We dropped the child off at camp today. It took an hour and half to get there, because she was not interested in dawdling. It took us three and a half hours to get home because it was a beautiful day and we stopped for lunch in one little town and stopped for ice cream in another little town and detoured to Goshen, NY to bear witness to the impending dismantling and "renovation" of the Orange County Government Center.
I'd never seen it before. Yes, it's stark. But it's set back off the road, behind a scrim of carefully placed trees, in a lush lawn. It's got movement about it, in the articulation of volumes, varyingly stacked and shaped.
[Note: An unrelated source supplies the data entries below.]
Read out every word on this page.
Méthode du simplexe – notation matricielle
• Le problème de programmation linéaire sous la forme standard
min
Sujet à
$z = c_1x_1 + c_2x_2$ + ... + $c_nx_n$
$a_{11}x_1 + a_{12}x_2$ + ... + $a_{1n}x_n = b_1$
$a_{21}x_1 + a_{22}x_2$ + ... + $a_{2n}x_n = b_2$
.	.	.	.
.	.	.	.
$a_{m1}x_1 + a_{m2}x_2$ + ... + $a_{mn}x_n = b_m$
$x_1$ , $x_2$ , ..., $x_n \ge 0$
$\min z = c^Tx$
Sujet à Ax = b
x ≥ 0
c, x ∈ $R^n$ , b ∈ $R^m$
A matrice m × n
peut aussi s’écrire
Curiously enough, one of the first places I lived - though I don't remember it - was a Paul Rudolph building: the Married Student Housing at Yale, also known as the Mansfield Apartments. I was a toddler there, it's where my little brother was born, and my mother used to talk about the fact that there was no place to leave a stroller when you came back with groceries and had to climb two flights of stairs to your third floor apartment. But that didn't stop her from appreciating the building and its big windows, and every time she visited New Haven, she liked to detour past it and marvel that she'd lived in a building by Paul Rudolph.
History is important. Public history is even more important. Telling stories, remember buildings, these are the things that make us human. I'm glad for the detour - I don't know what is really going to happen with that building, but I know that I've seen it and that kernel of witnessing is important to me.